Седмица Трехглазого

22
18
20
22
24
26
28
30

Маркел тщетно выворачивался из крепких рук.

– Я на своей службе крест целовал, перед Богом и царем! И доложу я не тебе, боярин, а государю – о твоем лютом воровстве!

Ничуть Илья Данилович не напугался. Даже хихикнул.

– Ой, страх какой. Если и доложишь – что будет? Ну, осерчает Алексей Михайлович, ножкой топнет, стукнет меня раз-другой палкой. Такое и прежде бывало. Я поплачу, скажу: прости, зятюшка, ради внуков. Он велит меня неделю иль две на порог не пускать, а потом доченька умолит, царь и простит. Он гневлив, да отходчив. – Милославский еще немножко посмеялся, должно быть, вспоминая какой-то прежний случай, но закончил без улыбки: – Да только ничего государю ты не доложишь. Если ты не со мной, не бывать тебе больше дьяком. Кто тебя тогда во дворец пустит? Не глупствуй, Маркел. Подумай.

– Я и думаю! – воскликнул Трехглазый. – Но и ты, боярин, подумай. Мне по моей службе со всей Москвы доносят: брожение в человеках от медной монеты, великая злоба. Людям невозможно жить. Про власть говорят худое, вспоминают, как во время Соляного бунта на Кремль всем народом ходили. Мятеж будет, боярин! Барыш барышом, но ведь ты при государе самый близкий советник! Кому как не тебе государство блюсти? Москва поднимется, а за нею, не дай бог, вся страна – что тогда будет? Новая Смута? Мы с тобой люди старые, мы помним, каково это бывает, когда валится государство! Неужто ты этого хочешь?

– Авось не повалится. Убережет Господь. – Илья Данилович поискал глазами образа, перекрестился на них. – И народом ты меня не пугай. Я его знаю, наш народ. Он подобен корове. Доишь его, три шкуры дерёшь, а он мычит, да не бодается. Хороший народ, смирный.

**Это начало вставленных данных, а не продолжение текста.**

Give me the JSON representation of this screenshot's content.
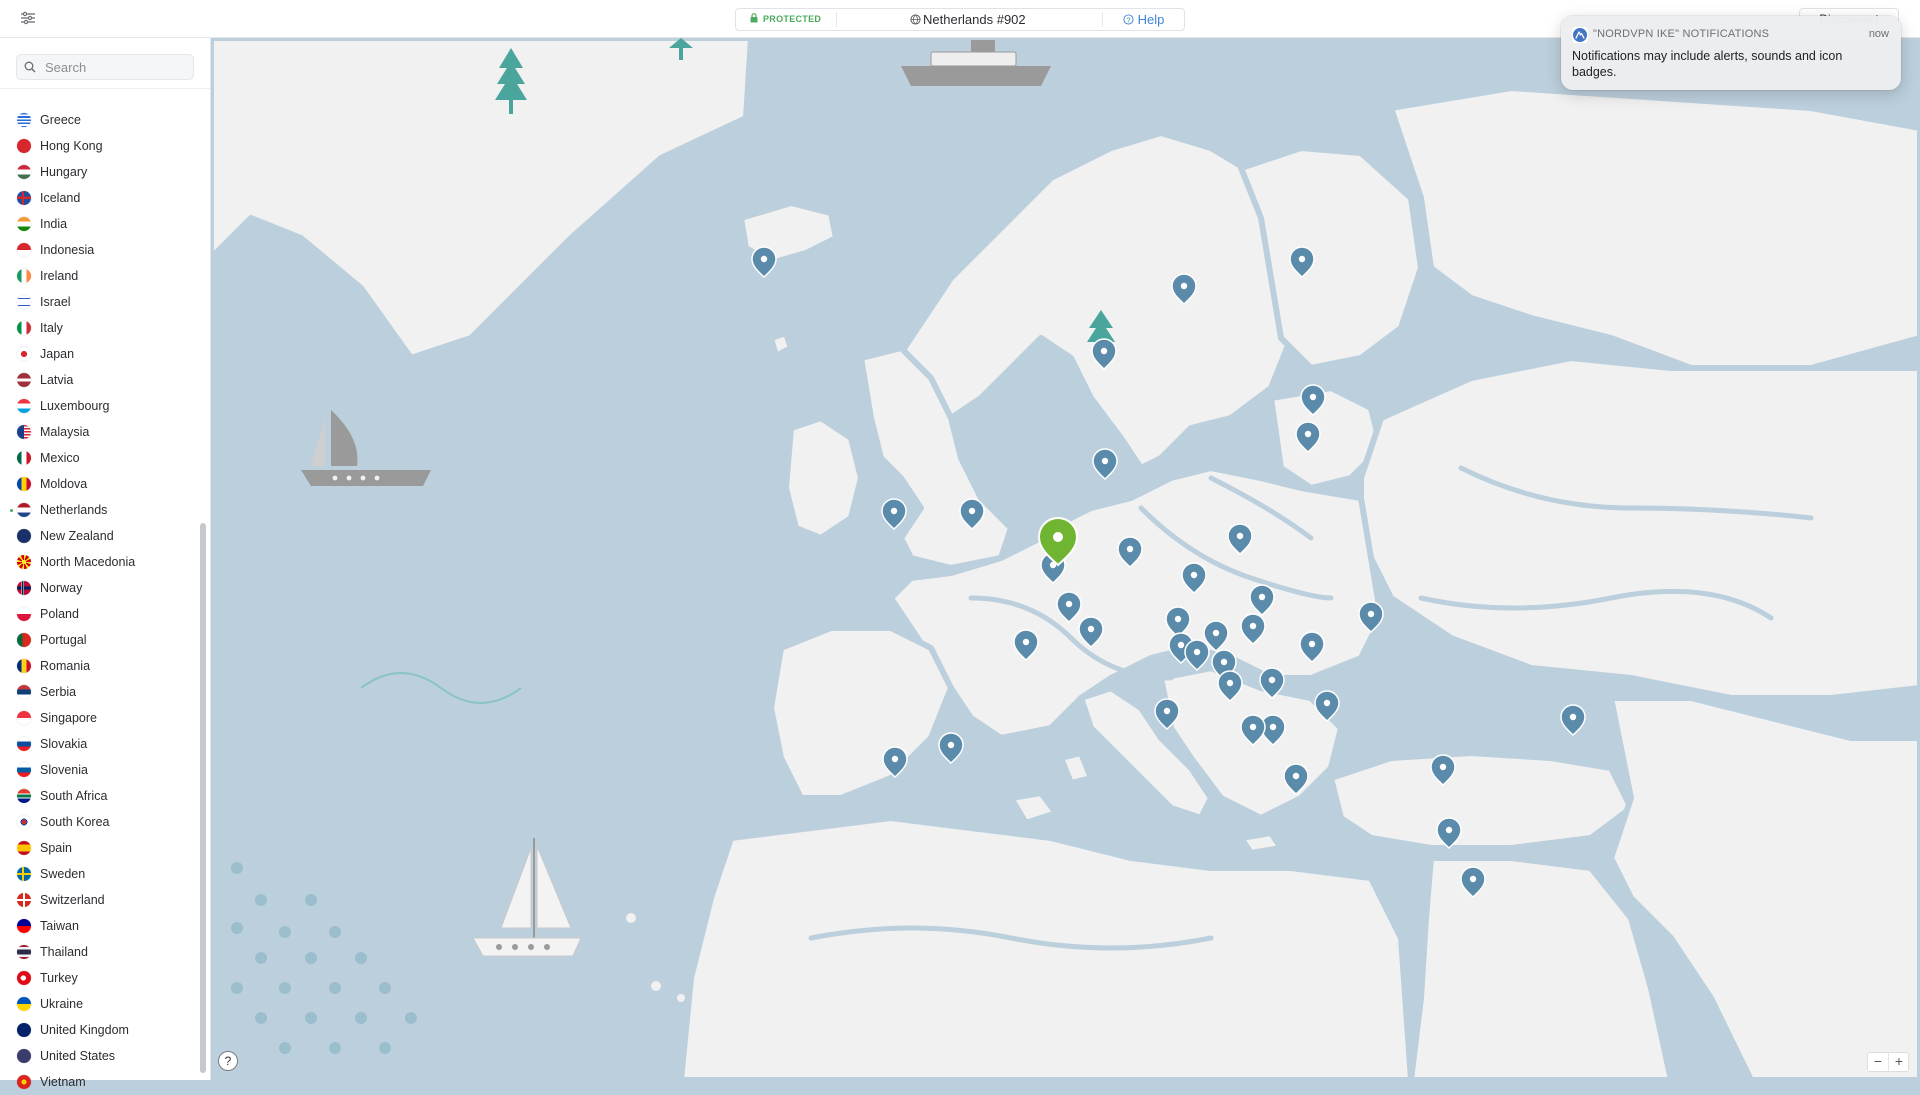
{
  "topbar": {
    "menu_icon": "sliders-menu-icon",
    "status": "PROTECTED",
    "server": "Netherlands #902",
    "help": "Help",
    "disconnect": "Disconnect"
  },
  "sidebar": {
    "search_placeholder": "Search",
    "countries": [
      {
        "name": "Greece",
        "flag": "gr"
      },
      {
        "name": "Hong Kong",
        "flag": "hk"
      },
      {
        "name": "Hungary",
        "flag": "hu"
      },
      {
        "name": "Iceland",
        "flag": "is"
      },
      {
        "name": "India",
        "flag": "in"
      },
      {
        "name": "Indonesia",
        "flag": "id"
      },
      {
        "name": "Ireland",
        "flag": "ie"
      },
      {
        "name": "Israel",
        "flag": "il"
      },
      {
        "name": "Italy",
        "flag": "it"
      },
      {
        "name": "Japan",
        "flag": "jp"
      },
      {
        "name": "Latvia",
        "flag": "lv"
      },
      {
        "name": "Luxembourg",
        "flag": "lu"
      },
      {
        "name": "Malaysia",
        "flag": "my"
      },
      {
        "name": "Mexico",
        "flag": "mx"
      },
      {
        "name": "Moldova",
        "flag": "md"
      },
      {
        "name": "Netherlands",
        "flag": "nl",
        "active": true
      },
      {
        "name": "New Zealand",
        "flag": "nz"
      },
      {
        "name": "North Macedonia",
        "flag": "mk"
      },
      {
        "name": "Norway",
        "flag": "no"
      },
      {
        "name": "Poland",
        "flag": "pl"
      },
      {
        "name": "Portugal",
        "flag": "pt"
      },
      {
        "name": "Romania",
        "flag": "ro"
      },
      {
        "name": "Serbia",
        "flag": "rs"
      },
      {
        "name": "Singapore",
        "flag": "sg"
      },
      {
        "name": "Slovakia",
        "flag": "sk"
      },
      {
        "name": "Slovenia",
        "flag": "si"
      },
      {
        "name": "South Africa",
        "flag": "za"
      },
      {
        "name": "South Korea",
        "flag": "kr"
      },
      {
        "name": "Spain",
        "flag": "es"
      },
      {
        "name": "Sweden",
        "flag": "se"
      },
      {
        "name": "Switzerland",
        "flag": "ch"
      },
      {
        "name": "Taiwan",
        "flag": "tw"
      },
      {
        "name": "Thailand",
        "flag": "th"
      },
      {
        "name": "Turkey",
        "flag": "tr"
      },
      {
        "name": "Ukraine",
        "flag": "ua"
      },
      {
        "name": "United Kingdom",
        "flag": "gb"
      },
      {
        "name": "United States",
        "flag": "us"
      },
      {
        "name": "Vietnam",
        "flag": "vn"
      }
    ]
  },
  "notification": {
    "app": "\"NORDVPN IKE\" NOTIFICATIONS",
    "time": "now",
    "body": "Notifications may include alerts, sounds and icon badges."
  },
  "map": {
    "help_label": "?",
    "zoom_out": "−",
    "zoom_in": "+",
    "colors": {
      "water": "#bccfdc",
      "land": "#f1f1f1",
      "pin": "#5b8bab",
      "active_pin": "#6fb531"
    }
  }
}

– Это правда. Народ подобен пасущейся корове. – Маркел заговорил еще горячей. – Спину коровы облепили оводы и слепни, сосут из нее кровь и думают, что корова ихняя, потому как они сверху, а она снизу. Но мнят они это напрасно. Корова терпит, пока на лугу есть трава и кровососы не слишком больно жалятся. Закончится трава – корова пойдет искать другое пастбище. А коли насекомые твари чересчур осатанеют – корова прихлопнет их хвостом. Гляди, боярин. Много крови сосете. И трава на лугу кончается.

– Что мне твои враки слушать? – осердился Милославский. – Выбирай: или будешь подо мной, или из приказа долой. А чтоб не ходил, языком не болтал, я тебя в тюрьму приберу.

– За что?

– Вины сыщутся. Твой же подручный на тебя покажет. Присягнешь, Ваня, что дьяк государеву особу хулил?

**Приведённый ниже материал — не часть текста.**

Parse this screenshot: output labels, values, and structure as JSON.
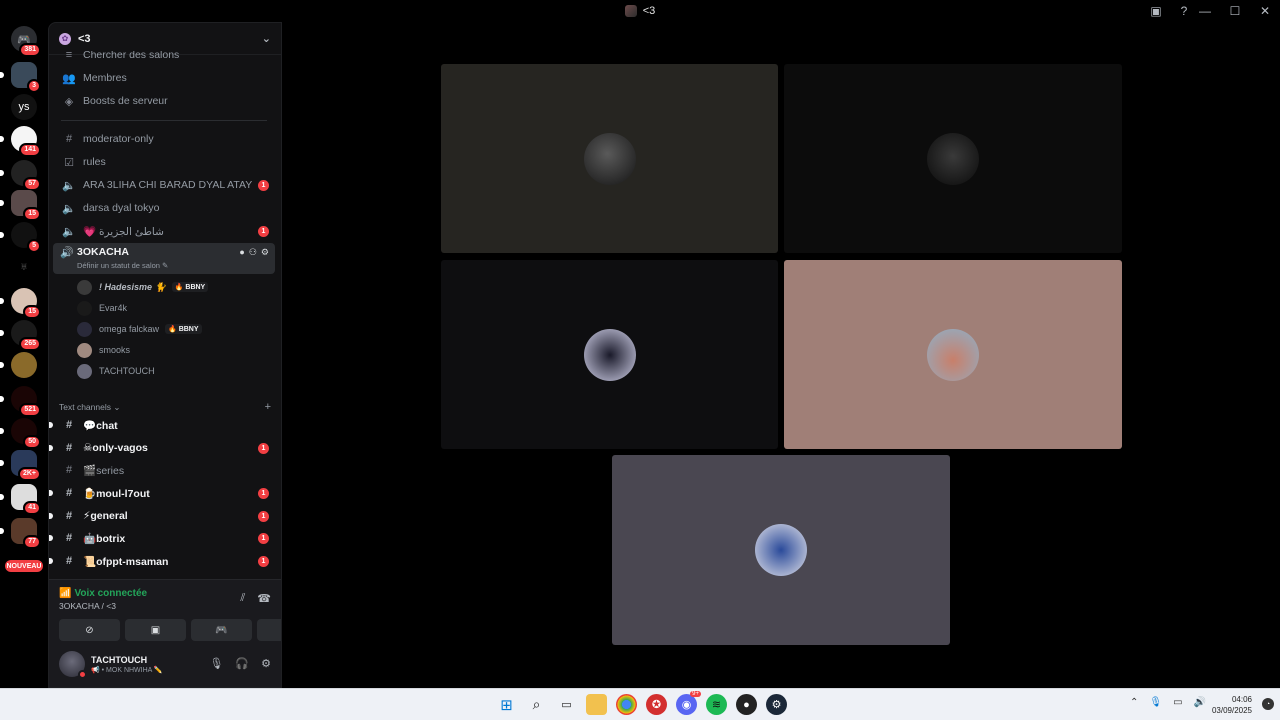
{
  "window": {
    "title": "<3",
    "minimize": "—",
    "maximize": "☐",
    "close": "✕"
  },
  "rail": {
    "badges": {
      "home": "381",
      "g1": "3",
      "g2_label": "ys",
      "g3": "141",
      "g4": "57",
      "g5": "15",
      "g6": "5",
      "g8": "15",
      "g9": "265",
      "g11": "521",
      "g12": "50",
      "g13": "2K+",
      "g14": "41",
      "g15": "77",
      "new": "NOUVEAU"
    }
  },
  "server": {
    "name": "<3",
    "menu": [
      {
        "label": "Chercher des salons"
      },
      {
        "label": "Membres"
      },
      {
        "label": "Boosts de serveur"
      }
    ],
    "channels_top": [
      {
        "label": "moderator-only",
        "badge": ""
      },
      {
        "label": "rules",
        "badge": ""
      },
      {
        "label": "ARA 3LIHA CHI BARAD DYAL ATAY",
        "badge": "1"
      },
      {
        "label": "darsa dyal tokyo",
        "badge": ""
      },
      {
        "label": "💗 شاطئ الجزيرة",
        "badge": "1"
      }
    ],
    "active_voice": {
      "name": "3OKACHA",
      "status": "Définir un statut de salon ✎"
    },
    "voice_users": [
      {
        "name": "! Hadesisme 🐈",
        "tag": "🔥 BBNY"
      },
      {
        "name": "Evar4k",
        "tag": ""
      },
      {
        "name": "omega falckaw",
        "tag": "🔥 BBNY"
      },
      {
        "name": "smooks",
        "tag": ""
      },
      {
        "name": "TACHTOUCH",
        "tag": ""
      }
    ],
    "category": "Text channels ⌄",
    "category_plus": "+",
    "text_channels": [
      {
        "label": "💬chat",
        "badge": ""
      },
      {
        "label": "☠only-vagos",
        "badge": "1"
      },
      {
        "label": "🎬series",
        "badge": ""
      },
      {
        "label": "🍺moul-l7out",
        "badge": "1"
      },
      {
        "label": "⚡general",
        "badge": "1"
      },
      {
        "label": "🤖botrix",
        "badge": "1"
      },
      {
        "label": "📜ofppt-msaman",
        "badge": "1"
      }
    ]
  },
  "voice_panel": {
    "status": "Voix connectée",
    "channel": "3OKACHA / <3"
  },
  "user": {
    "name": "TACHTOUCH",
    "status": "📢 • MOK NHWIHA ✏️"
  },
  "taskbar": {
    "time": "04:06",
    "date": "03/09/2025",
    "discord_badge": "9+"
  },
  "colors": {
    "tile1": "#262521",
    "tile2": "#0c0c0c",
    "tile3": "#0e0e10",
    "tile4": "#a07f77",
    "tile5": "#4a4751",
    "accent_red": "#f23f43",
    "voice_green": "#23a55a"
  }
}
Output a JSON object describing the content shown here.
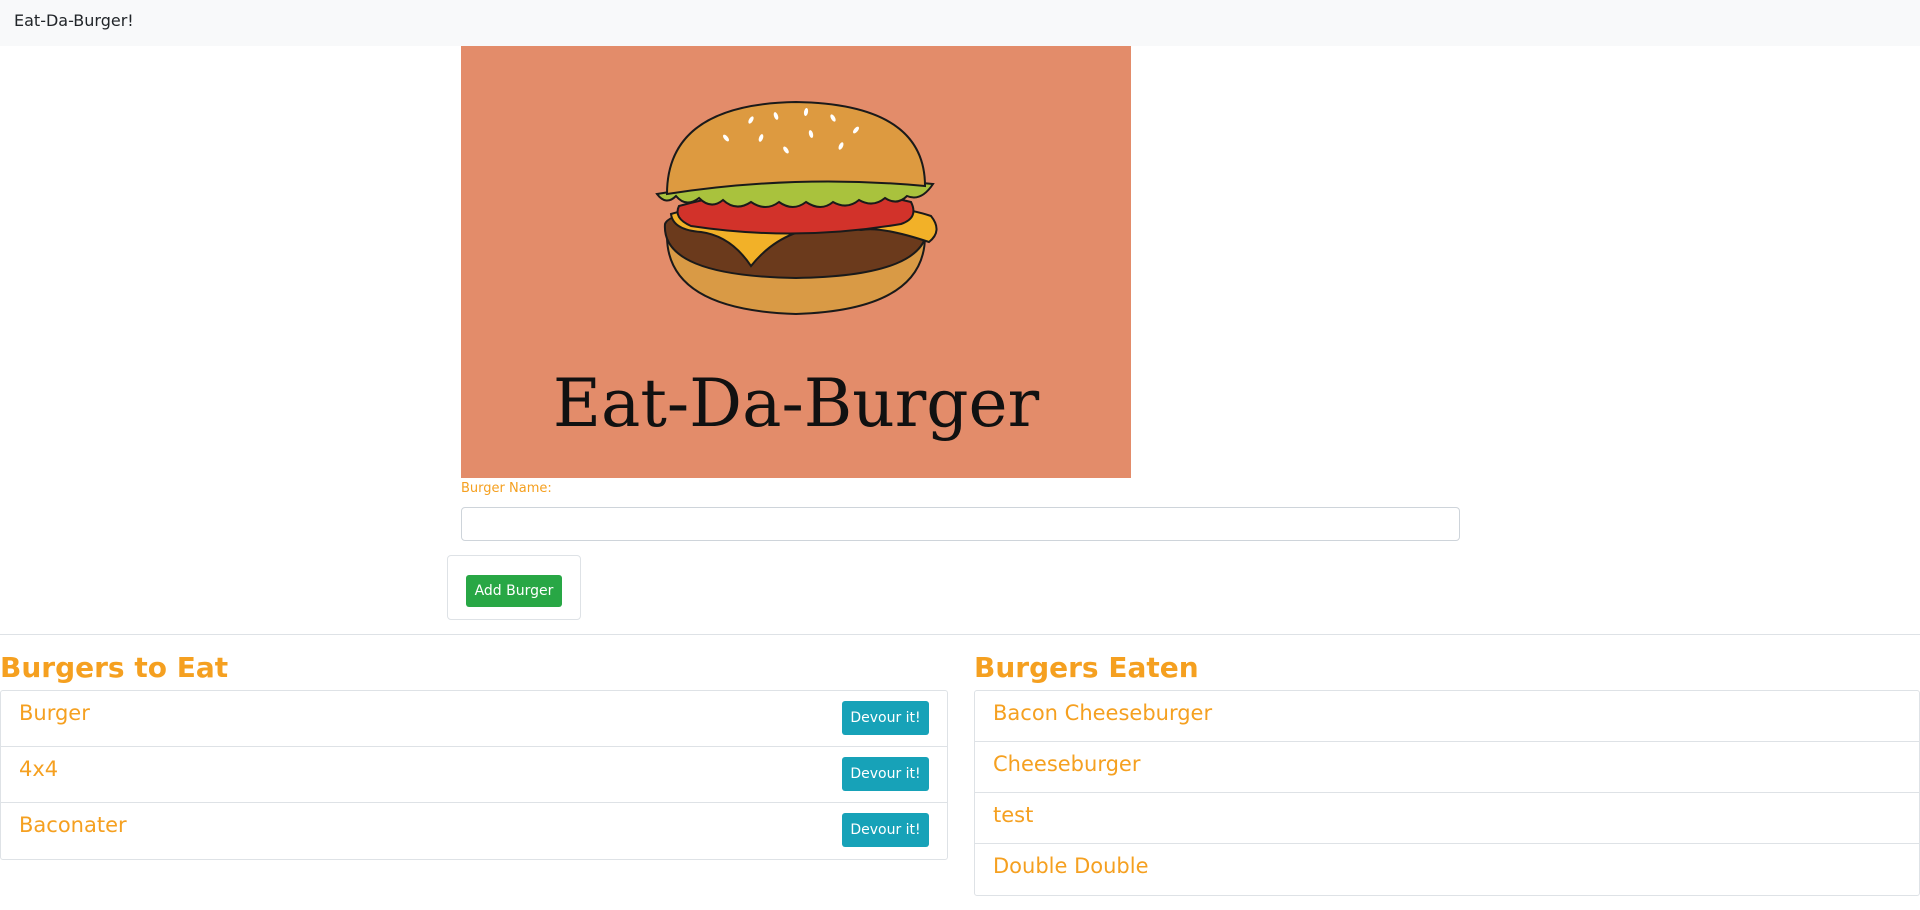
{
  "navbar": {
    "brand": "Eat-Da-Burger!"
  },
  "hero": {
    "logo_text": "Eat-Da-Burger",
    "background_color": "#e38c6a"
  },
  "form": {
    "label": "Burger Name:",
    "input_value": "",
    "input_placeholder": "",
    "submit_label": "Add Burger"
  },
  "to_eat": {
    "title": "Burgers to Eat",
    "items": [
      {
        "name": "Burger",
        "button": "Devour it!"
      },
      {
        "name": "4x4",
        "button": "Devour it!"
      },
      {
        "name": "Baconater",
        "button": "Devour it!"
      }
    ]
  },
  "eaten": {
    "title": "Burgers Eaten",
    "items": [
      {
        "name": "Bacon Cheeseburger"
      },
      {
        "name": "Cheeseburger"
      },
      {
        "name": "test"
      },
      {
        "name": "Double Double"
      }
    ]
  },
  "colors": {
    "accent": "#f5a020",
    "add_button": "#28a745",
    "devour_button": "#17a2b8"
  }
}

– Что прикажешь, то и исполню, – твердо сказал Репей.

– Теперь повтори то же ему прямо в глаза, не дрогнув.

Ярыжка бестрепетно повернулся к Маркелу.

– Покорись, твоя милость. Только зря сгибнешь. Плетью обуха не перешибить. А про хулу мне и сильно врать не придется. Ты мне про наши московские порядки много худого говаривал. И про государя – что слаб, что воли в нем нет, и иное всякое.

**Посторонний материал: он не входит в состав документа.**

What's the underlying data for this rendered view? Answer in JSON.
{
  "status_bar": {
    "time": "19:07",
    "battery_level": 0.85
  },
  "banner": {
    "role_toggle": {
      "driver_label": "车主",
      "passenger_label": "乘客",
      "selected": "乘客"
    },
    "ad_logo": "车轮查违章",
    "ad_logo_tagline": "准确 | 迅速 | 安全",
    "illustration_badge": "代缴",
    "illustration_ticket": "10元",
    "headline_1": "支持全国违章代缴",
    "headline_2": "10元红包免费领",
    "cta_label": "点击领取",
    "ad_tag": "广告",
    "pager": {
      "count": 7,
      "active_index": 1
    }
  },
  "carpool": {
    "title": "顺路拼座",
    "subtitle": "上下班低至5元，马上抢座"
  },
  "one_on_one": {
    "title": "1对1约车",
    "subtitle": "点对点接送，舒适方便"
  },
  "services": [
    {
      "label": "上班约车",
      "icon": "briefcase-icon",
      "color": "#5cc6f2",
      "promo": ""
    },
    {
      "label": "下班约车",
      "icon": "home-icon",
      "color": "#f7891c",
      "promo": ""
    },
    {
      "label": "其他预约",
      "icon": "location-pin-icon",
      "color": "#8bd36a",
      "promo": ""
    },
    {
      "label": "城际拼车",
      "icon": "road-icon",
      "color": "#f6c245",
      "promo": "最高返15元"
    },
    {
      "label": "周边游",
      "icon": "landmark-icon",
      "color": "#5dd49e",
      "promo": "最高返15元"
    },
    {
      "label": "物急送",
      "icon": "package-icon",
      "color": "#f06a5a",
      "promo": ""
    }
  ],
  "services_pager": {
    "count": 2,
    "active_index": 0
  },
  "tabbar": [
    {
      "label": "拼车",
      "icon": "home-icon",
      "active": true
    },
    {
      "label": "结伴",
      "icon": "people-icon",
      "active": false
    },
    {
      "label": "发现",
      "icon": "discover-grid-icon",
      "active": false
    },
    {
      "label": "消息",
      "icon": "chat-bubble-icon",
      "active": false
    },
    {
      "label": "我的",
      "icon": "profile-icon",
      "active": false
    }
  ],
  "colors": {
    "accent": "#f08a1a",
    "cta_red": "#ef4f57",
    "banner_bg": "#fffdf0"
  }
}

Живое, востроносое лицо парня сияло ничем не омраченным счастьем – еще бы, такую Жар Птицу за хвост ухватил. И не Ванька отвел взгляд – Маркел.

– То-то. – Илья Данилович хехекнул. – Отпустите его, ребятки. Вижу по роже, что теперь ты, дьяк, нешутейно призадумался. Уяснил истину.

А Трехглазый и вправду уяснил истину, да сам ей поразился.

Вот он, ответ на утрешнее вопрошание Господу – пошто оставил одиночествовать на пороге старости?

А для того и оставил, чтоб был свободен и чтоб на исходе долгой, беспорочной службы не замарал свою честь. Ведь еще малое время назад, хоть третьего дня, куда б ты делся, с хворой женой? Сам-то ладно, иди в тюрьму, коли такой гордый, а с Катериной что? Двор, дом, все животишки отобрали бы в казну, а беспомощной, беззащитной бабе куда деться? Только на соломе сдохнуть. Хороша вышла бы гордость, славное еройство.

Или ежели бы сын Аникейка был рядом. Тоже и о нем пришлось бы подумать. У нас на Руси сын за отца всегда ответчик. Никуда бы ты, Маркел, от бесчестья не делся. Закряхтел бы, ночью сон потерял, а ради сына впрягся бы в воровскую упряжку.